The thought behind this is that well... applications have to handle malloc returning NULL anyway. Whether that's calling abort and giving up is one matter, another might be to retry the allocation at a later time (maybe after Windows has bumped the pagefile size), another might be to handle an error using some preallocated buffer or whatever.

jkrejcha · 2026-06-02T00:36:12 1780360572

malloc can just return NULL (in specific, mmap returns -ENOMEM and your libc translates that). Applications need to check for success anyway

jkrejcha · 2026-06-02T00:33:10 1780360390

To be 100% fair, it's rare that processes are cloned on Windows, if only because it's part of the Native API that applications generally don't use directly, and CreateProcess is easier and does all the housekeeping stuff, etc, that people writing Windows applications generally come to expect (or don't even know happens)
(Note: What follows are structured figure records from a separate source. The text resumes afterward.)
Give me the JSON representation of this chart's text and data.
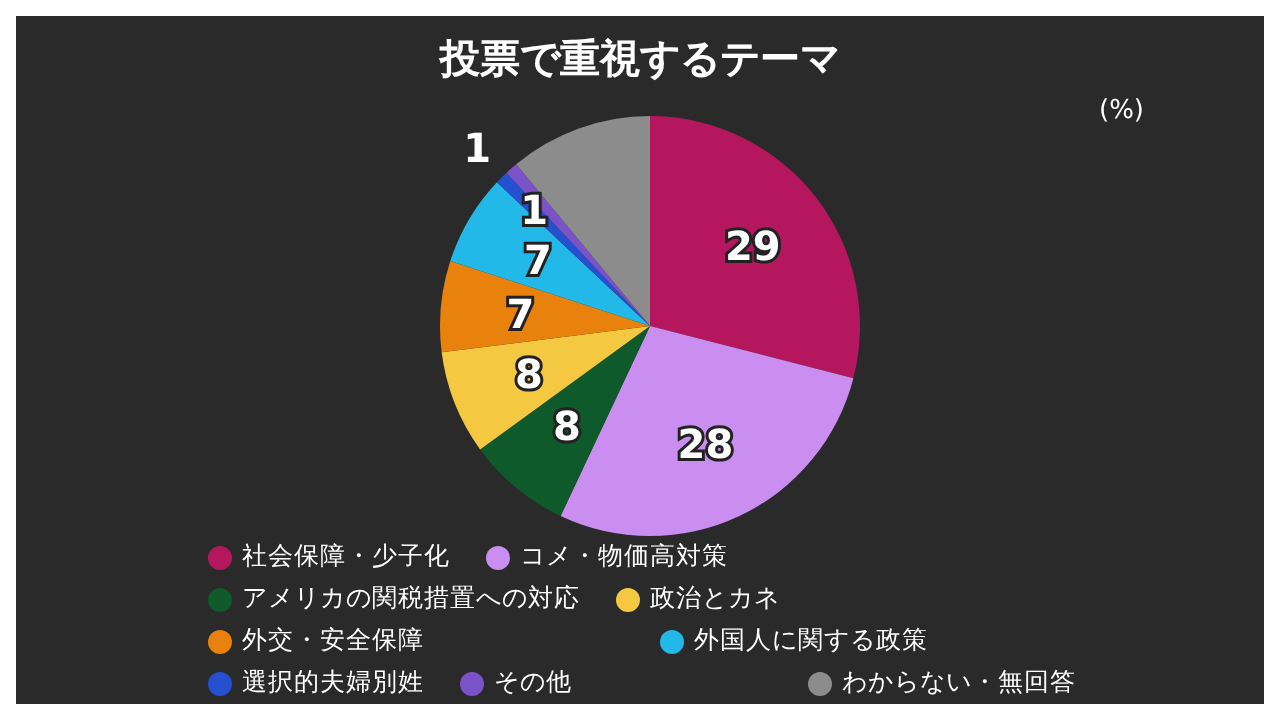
{
  "chart_data": {
    "type": "pie",
    "title": "投票で重視するテーマ",
    "annotations": [
      "(%)"
    ],
    "categories": [
      "社会保障・少子化",
      "コメ・物価高対策",
      "アメリカの関税措置への対応",
      "政治とカネ",
      "外交・安全保障",
      "外国人に関する政策",
      "選択的夫婦別姓",
      "その他",
      "わからない・無回答"
    ],
    "values": [
      29,
      28,
      8,
      8,
      7,
      7,
      1,
      1,
      11
    ],
    "value_labels": [
      "29",
      "28",
      "8",
      "8",
      "7",
      "7",
      "1",
      "1",
      null
    ],
    "colors": [
      "#b5175e",
      "#c98ef0",
      "#0f5a2a",
      "#f5c842",
      "#e8820c",
      "#22b8e8",
      "#2550d0",
      "#7c52c8",
      "#8c8c8c"
    ],
    "legend": "bottom"
  }
}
I do think overcommit was a poor design choice, but I think it probably mostly does logically follow from the fact that fork and friends are the only ways available to create a process that's available to userspace. It's quite unfortunate though.
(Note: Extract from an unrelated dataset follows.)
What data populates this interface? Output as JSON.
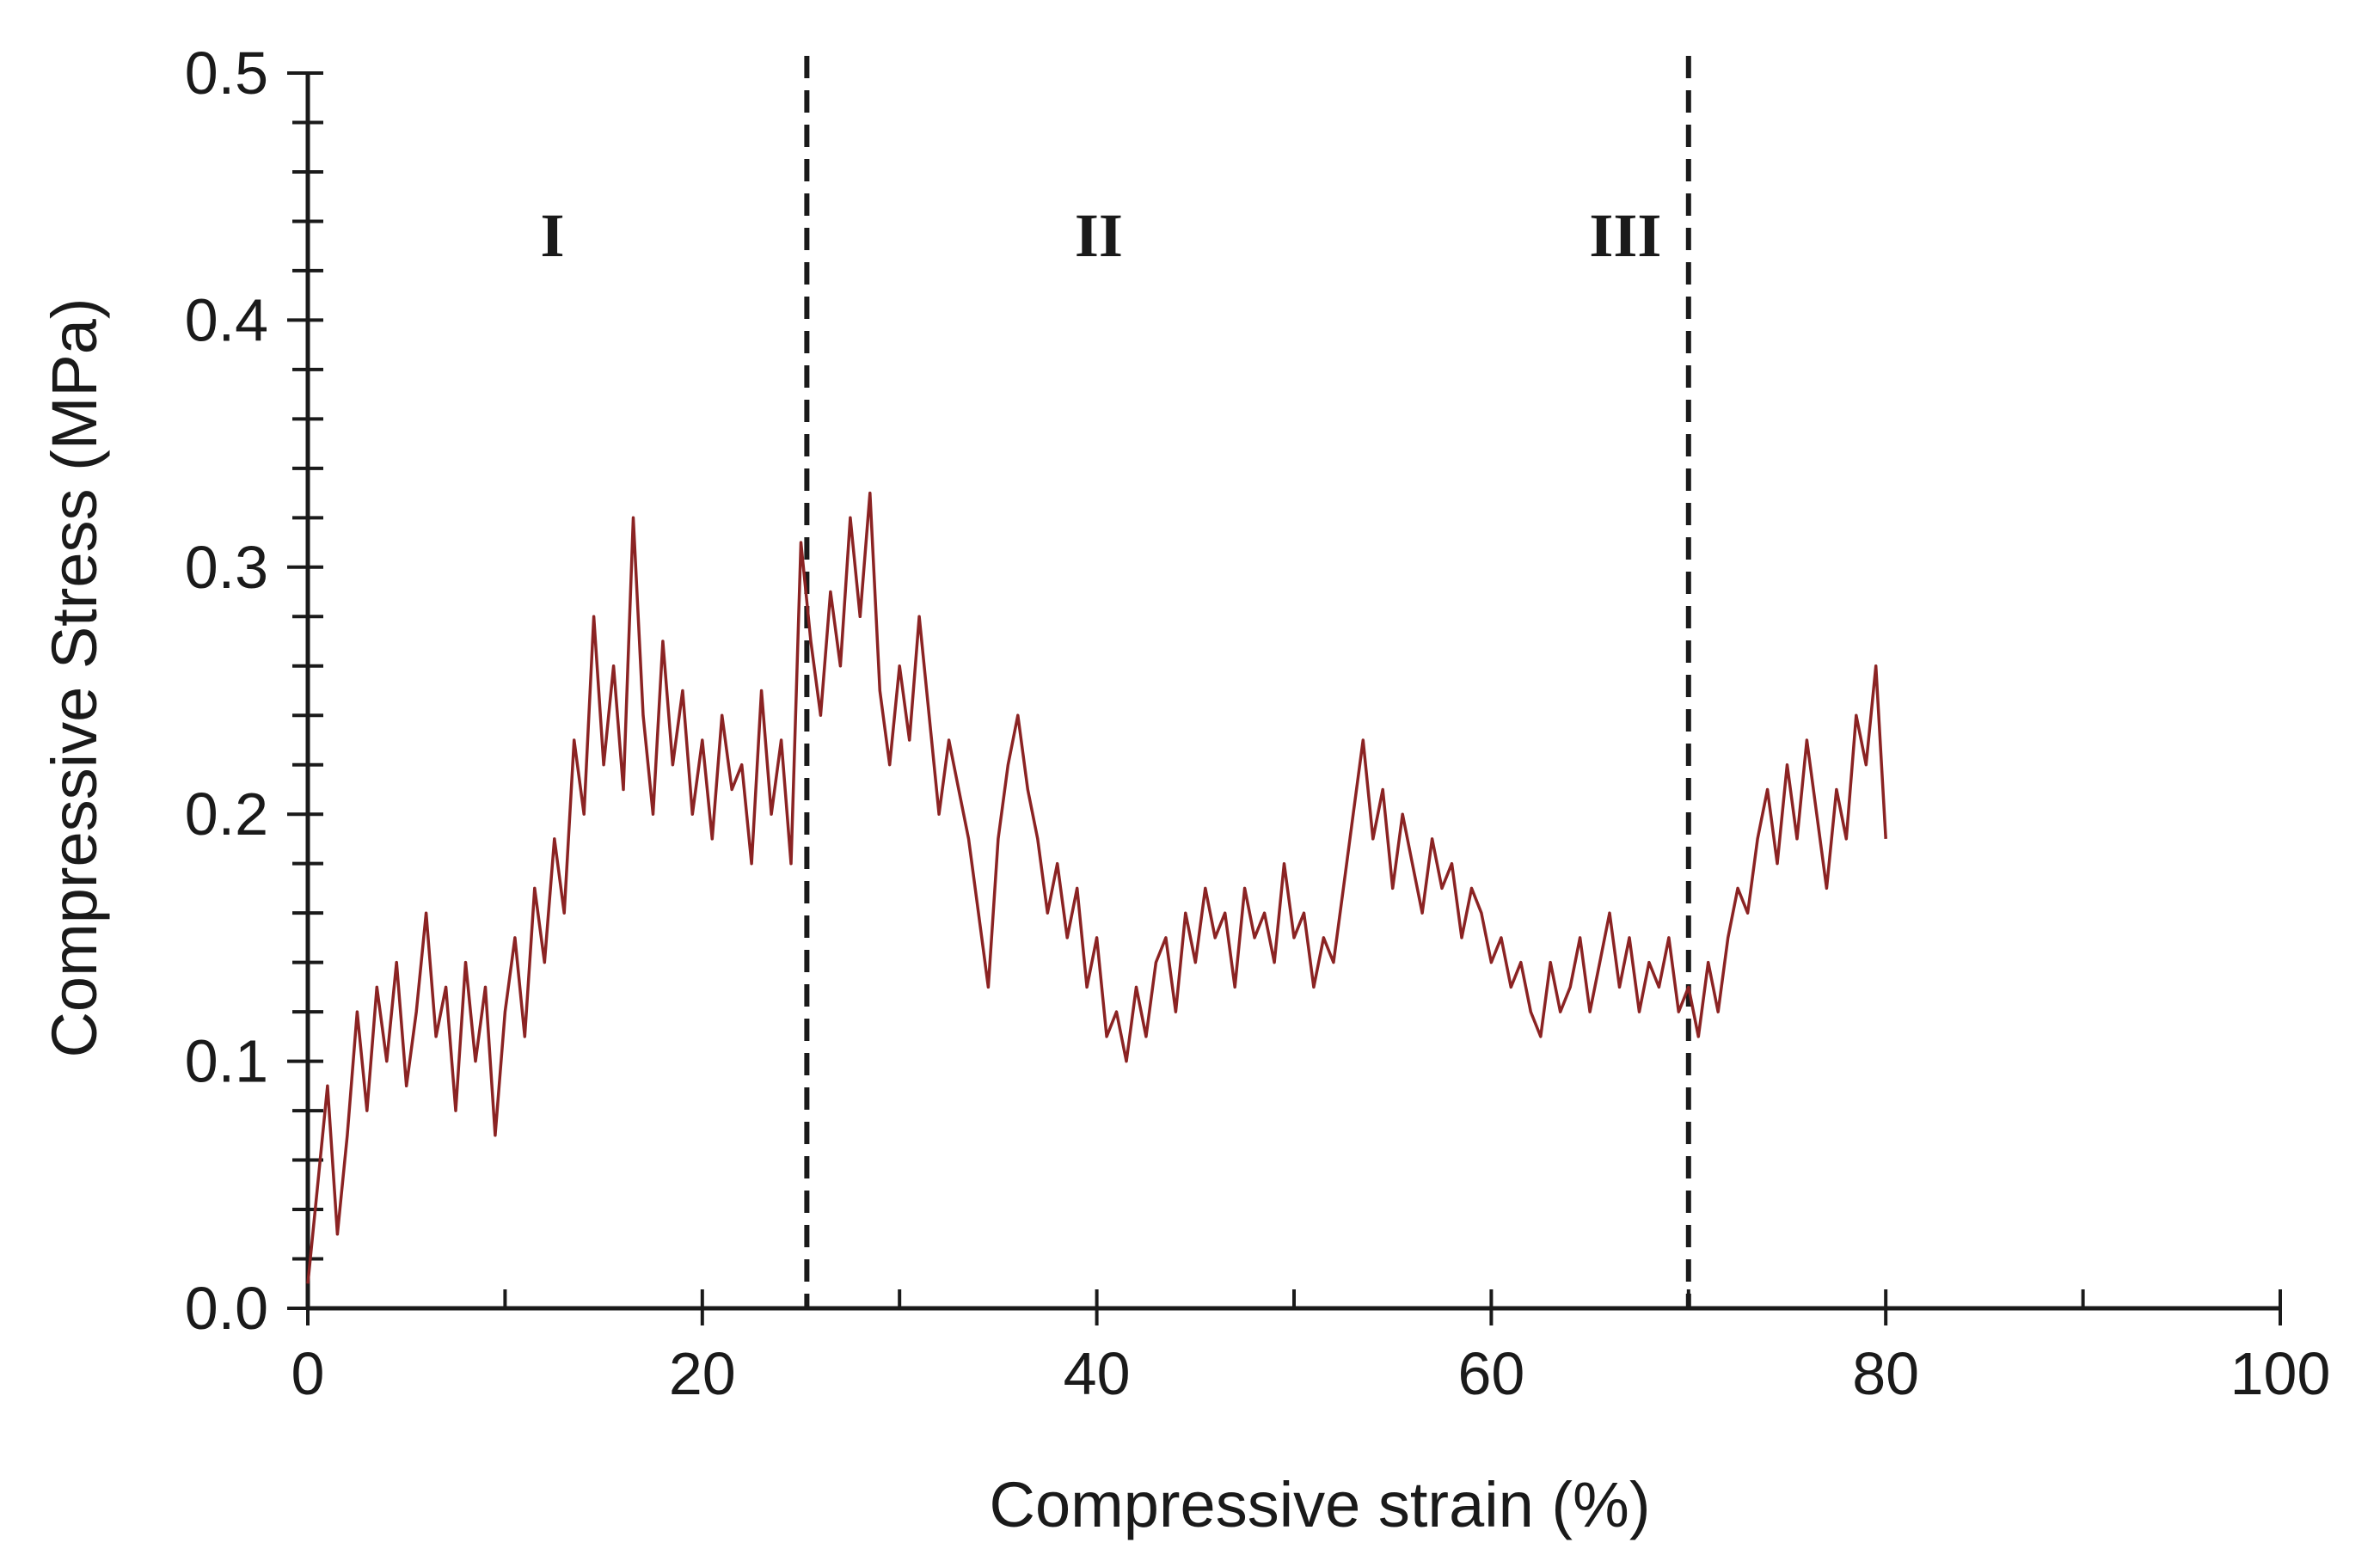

Part of the problem is that some applications wanted to reserve lots of address space but didn't necessarily want to touch it right away (such as when they were using it sparsely). Something that VirtualAlloc(x, MEM_RESERVE) (or mmap(..., MAP_NORESERVE)) would be suited for. But while malloc exists, mreserve doesn't in libc, and I think it was pretty uncommon to use it.

jkrejcha · 2026-06-01T15:28:58 1780327738

Windows doesn't use fork/exec for process creation in any relevant way today

There are Native APIs for implementing fork (needed for the obsolete POSIX subsystem, primarily), but even on the Native API side, processes are usually spawned through NtCreateProcess or RtlCreateUserProcess, though there is a bunch of setup with regards to the Csr APIs for the Win32 CreateProcess[1]).

[1]: https://stackoverflow.com/a/69605729/2805120

jkrejcha · 2026-06-01T15:24:03 1780327443

It has also created this unfortunate assumption a lot of the time that malloc and friends are (infallible OR crash) and, separately, can sometimes have potentially weird tendencies to force undefined behaviors on otherwise well-defined programs (I think primarily around mmap, although I'm not remembering the details super well).

Agreed though, overcommit is the culprit here. I get why it happened (unfortunate consequences of fork and friends existing as the way to spawn tasks and wanting those to be both performant and not fail in frustrating conditions), but I don't think it was a design that aged particularly well.

I actually like somewhat the notion of how Windows handles these two things

1. For address space reservations, you can reserve address space but in order to touch it you have to commit it. Commits have to be backed by something (RAM, a file, pagefiles if they exist) and if a commit fails, they'll get NULL back from malloc. It allows code to be more correct in the face of low-memory conditions or to try again later (Firefox for example, does this[1] on Windows).

2. Process creation is done with a specific API to create processes. The only problem with this I think is that you have to specify everything at creation time, but you could augment this by creating processes in a stopped state (iirc Linux has to do this anyway to set up some stuff before it can hand over control back to userland) and having the parent send FDs to the child or whatnot. Windows... doesn't do this, it has a couple of kitchen sink APIs for creating processes and setting up stuff like the standard streams... in any case I'm getting off topic.

Don't think there's much about that design that can be changed now though

[1]: https://hacks.mozilla.org/2022/11/improving-firefox-stabilit...

jkrejcha · 2026-06-01T15:07:06 1780326426

> These days you can do oom score adjusting, which is not as strong as a pardon.

Writing -1000 to /proc/<pid>/oom_score_adj will cause the OOM killer not to consider the process at all :)

From the man page proc_pid_oom_score_adj(5)

> The value of oom_score_adj is added to the badness score before it is used to determine which task to kill. Acceptable values range from -1000 (OOM_SCORE_ADJ_MIN) to +1000 (OOM_SCORE_ADJ_MAX). [...]. The lowest possible value, -1000, is equivalent to disabling OOM-killing entirely for that task, since it will always report a badness score of 0.